Department of Environmental and Preventive Sciences, University of Ferrara, Ferrara, Italy.
Department of Women's and Children's Health, University of Padova, Padua, Italy.
JMIR Public Health Surveill. 2023 Jul 12;9:e44467. doi: 10.2196/44467.
Unintentional injury is the leading cause of death in young children. Emergency department (ED) diagnoses are a useful source of information for injury epidemiological surveillance purposes. However, ED data collection systems often use free-text fields to report patient diagnoses. Machine learning techniques (MLTs) are powerful tools for automatic text classification. The MLT system is useful to improve injury surveillance by speeding up the manual free-text coding tasks of ED diagnoses.
This research aims to develop a tool for automatic free-text classification of ED diagnoses to automatically identify injury cases. The automatic classification system also serves for epidemiological purposes to identify the burden of pediatric injuries in Padua, a large province in the Veneto region in the Northeast Italy.
The study includes 283,468 pediatric admissions between 2007 and 2018 to the Padova University Hospital ED, a large referral center in Northern Italy. Each record reports a diagnosis by free text. The records are standard tools for reporting patient diagnoses. An expert pediatrician manually classified a randomly extracted sample of approximately 40,000 diagnoses. This study sample served as the gold standard to train an MLT classifier. After preprocessing, a document-term matrix was created. The machine learning classifiers, including decision tree, random forest, gradient boosting method (GBM), and support vector machine (SVM), were tuned by 4-fold cross-validation. The injury diagnoses were classified into 3 hierarchical classification tasks, as follows: injury versus noninjury (task A), intentional versus unintentional injury (task B), and type of unintentional injury (task C), according to the World Health Organization classification of injuries.

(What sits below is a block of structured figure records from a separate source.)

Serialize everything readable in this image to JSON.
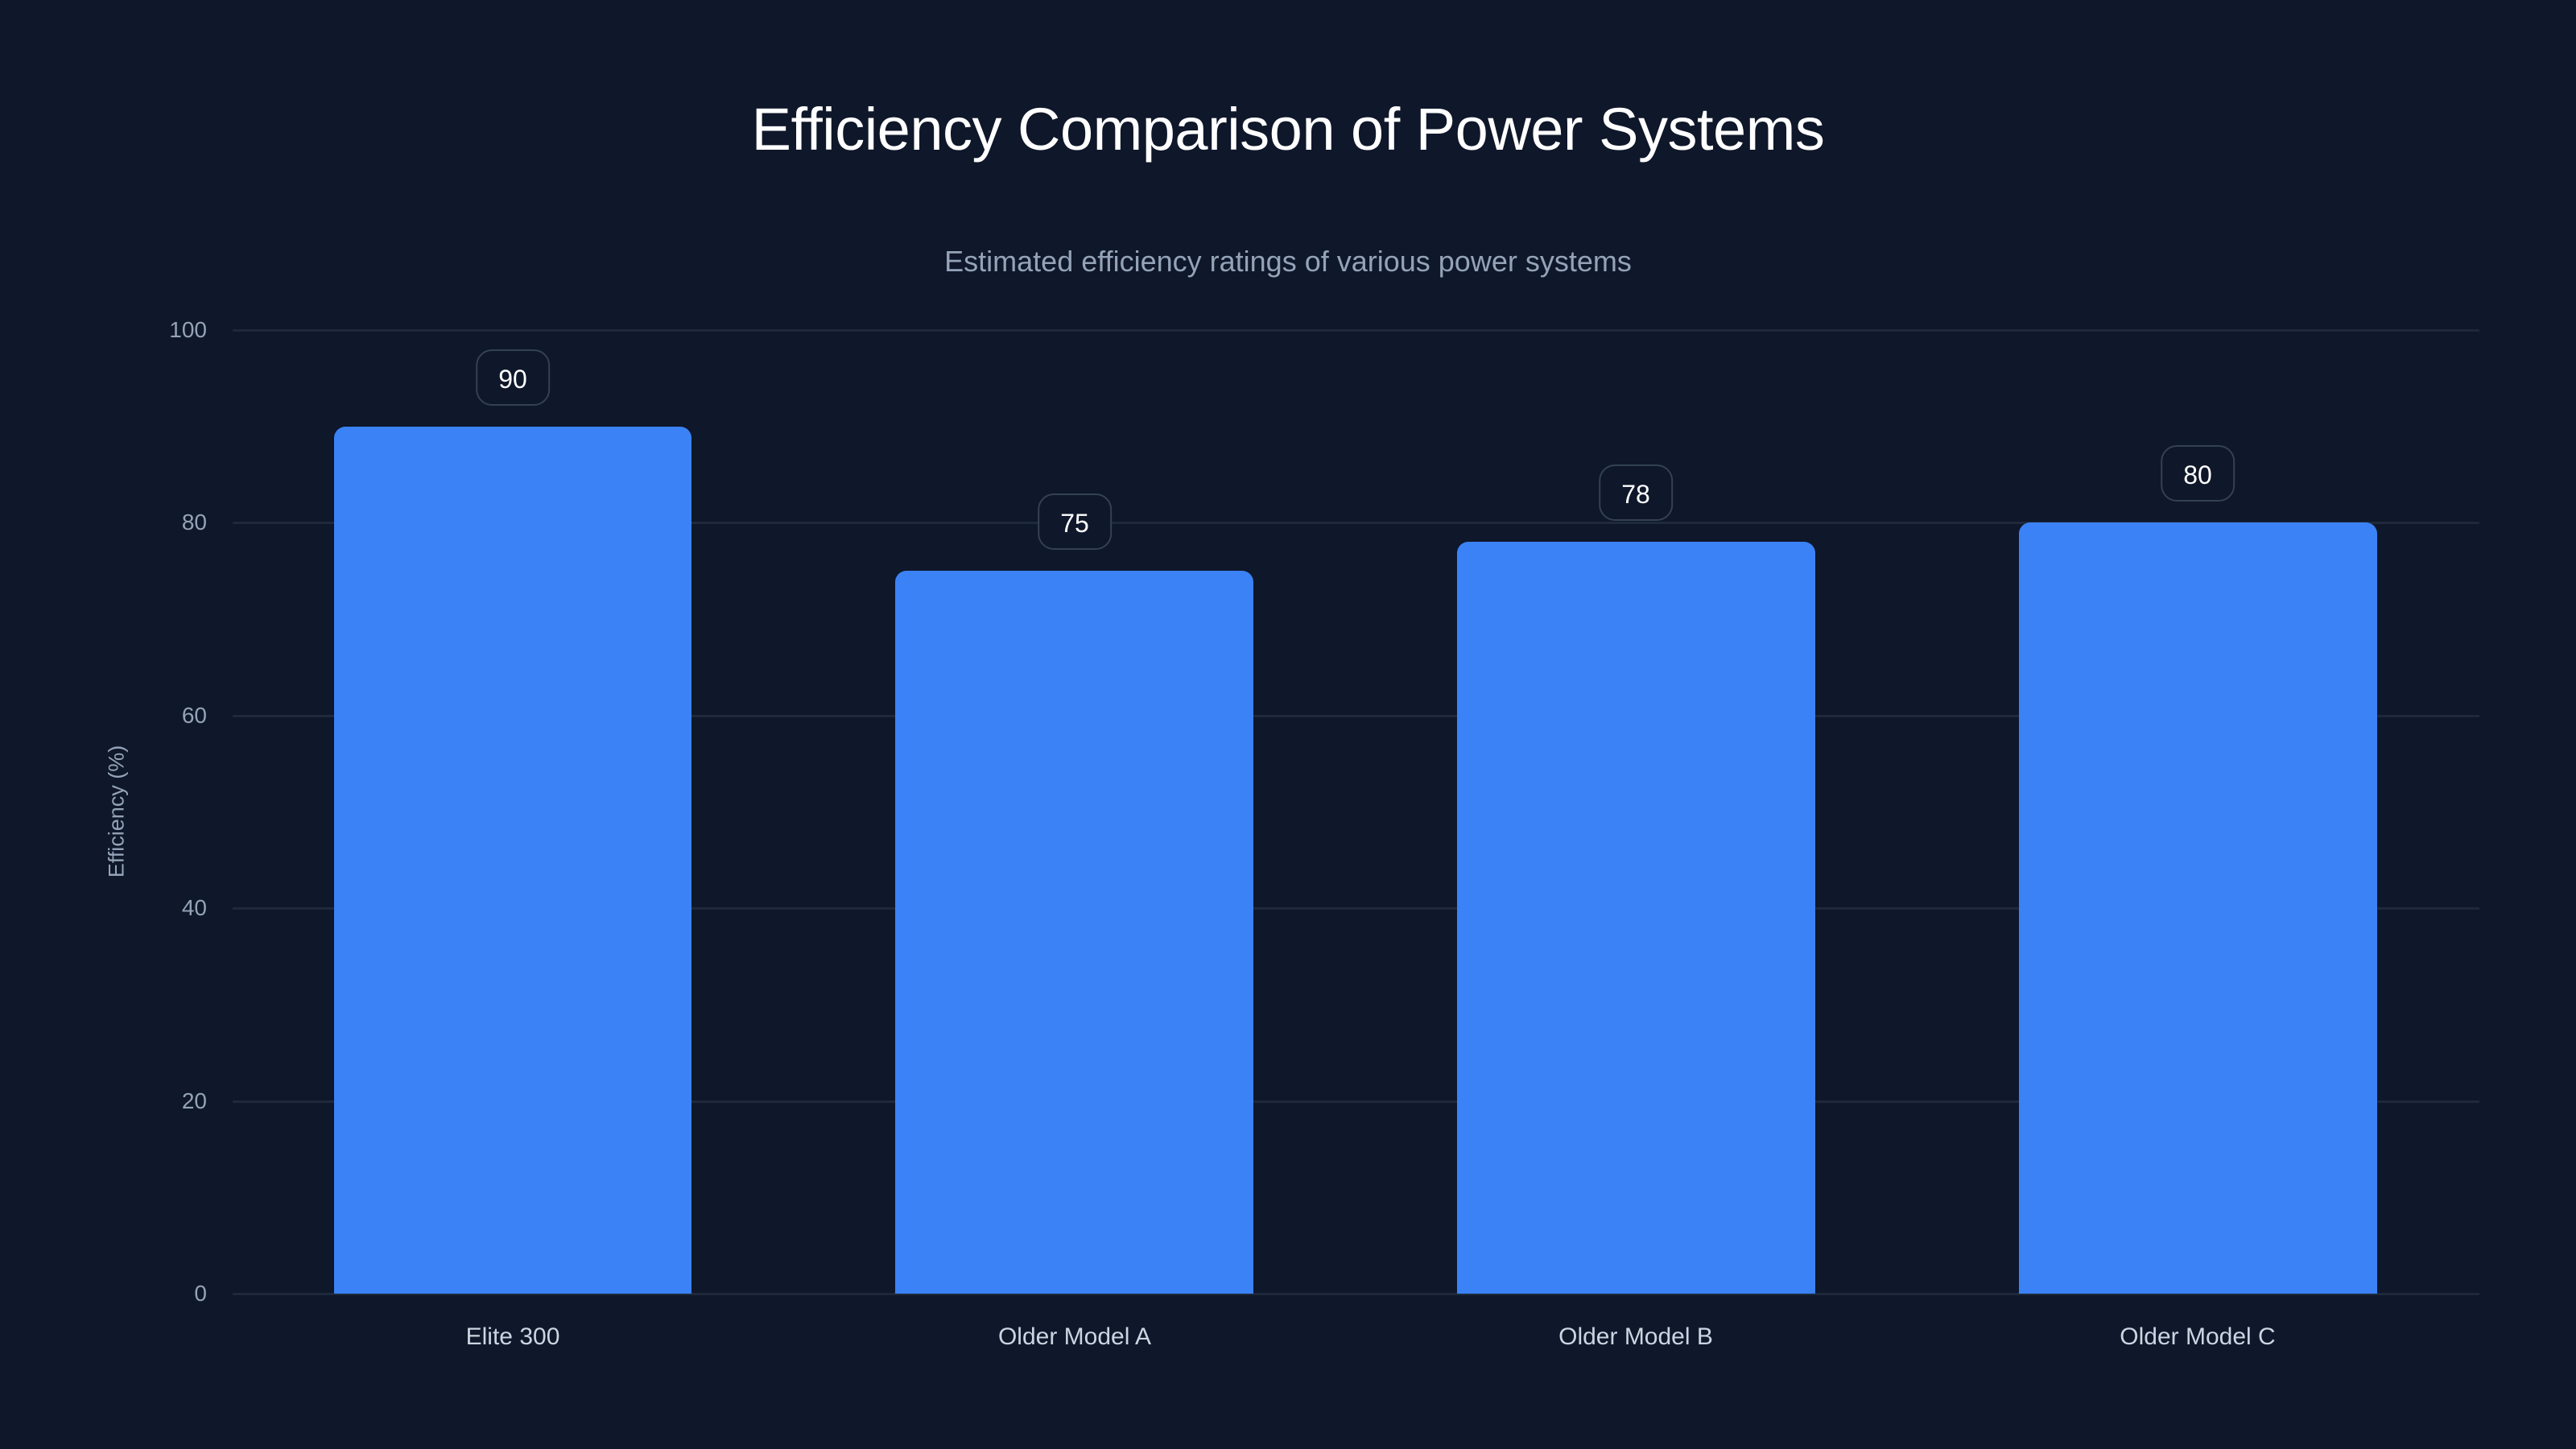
{
  "chart_data": {
    "type": "bar",
    "title": "Efficiency Comparison of Power Systems",
    "subtitle": "Estimated efficiency ratings of various power systems",
    "xlabel": "",
    "ylabel": "Efficiency (%)",
    "categories": [
      "Elite 300",
      "Older Model A",
      "Older Model B",
      "Older Model C"
    ],
    "values": [
      90,
      75,
      78,
      80
    ],
    "value_labels": [
      "90",
      "75",
      "78",
      "80"
    ],
    "ylim": [
      0,
      100
    ],
    "yticks": [
      "0",
      "20",
      "40",
      "60",
      "80",
      "100"
    ],
    "grid": true,
    "legend": null,
    "colors": {
      "background": "#0f172a",
      "bar": "#3b82f6",
      "grid": "#1e293b",
      "title": "#ffffff",
      "subtitle": "#94a3b8",
      "tick": "#94a3b8",
      "category_label": "#cbd5e1",
      "value_label_border": "#334155"
    }
  }
}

The SVM classifier achieved the highest performance accuracy (94.14%) in classifying injury versus noninjury cases (task A). The GBM method produced the best results (92% accuracy) for the unintentional and intentional injury classification task (task B). The highest accuracy for the unintentional injury subclassification (task C) was achieved by the SVM classifier. The SVM, random forest, and GBM algorithms performed similarly against the gold standard across different tasks.
This study shows that MLTs are promising techniques for improving epidemiological surveillance, allowing for the automatic classification of pediatric ED free-text diagnoses. The MLTs revealed a suitable classification performance, especially for general injuries and intentional injury classification. This automatic classification could facilitate the epidemiological surveillance of pediatric injuries by also reducing the health professionals' efforts in manually classifying diagnoses for research purposes.
意外伤害是导致儿童死亡的主要原因。急诊科(ED)诊断是伤害流行病学监测的有用信息来源。然而,ED 数据收集系统通常使用自由文本字段报告患者诊断。机器学习技术(MLT)是自动文本分类的强大工具。该 MLT 系统通过加快 ED 诊断的手动自由文本编码任务,有助于改进伤害监测。
本研究旨在开发一种用于自动分类 ED 诊断的自由文本的工具,以自动识别伤害病例。自动分类系统还可用于流行病学目的,以确定意大利东北部威尼托地区一个大省帕多瓦的儿科伤害负担。
该研究包括 2007 年至 2018 年期间帕多瓦大学医院 ED 收治的 283468 例儿科住院患者,这是一家大型转诊中心。每个记录都通过自由文本报告一个诊断。这些记录是报告患者诊断的标准工具。一名儿科专家对大约 40000 个诊断进行了随机抽取样本的手动分类。该研究样本作为训练 MLT 分类器的金标准。经过预处理,创建了一个文档-术语矩阵。机器学习分类器包括决策树、随机森林、梯度提升方法(GBM)和支持向量机(SVM),通过 4 折交叉验证进行调整。根据世界卫生组织的伤害分类,将伤害诊断分为 3 个层次分类任务,如下所示:伤害与非伤害(任务 A)、故意伤害与非故意伤害(任务 B)和非故意伤害类型(任务 C)。
SVM 分类器在分类伤害与非伤害病例(任务 A)方面表现出最高的性能准确性(94.14%)。GBM 方法在非故意伤害和故意伤害分类任务(任务 B)中产生了最佳结果(准确率 92%)。SVM 分类器在非故意伤害亚分类(任务 C)方面达到了最高的准确性。SVM、随机森林和 GBM 算法在不同任务中对金标准的表现相似。
本研究表明,MLT 是改进流行病学监测的有前途的技术,允许对儿科 ED 自由文本诊断进行自动分类。MLT 表现出了合适的分类性能,特别是对于一般伤害和故意伤害分类。这种自动分类可以通过减少卫生专业人员在手动分类诊断以用于研究目的方面的工作,促进儿科伤害的流行病学监测。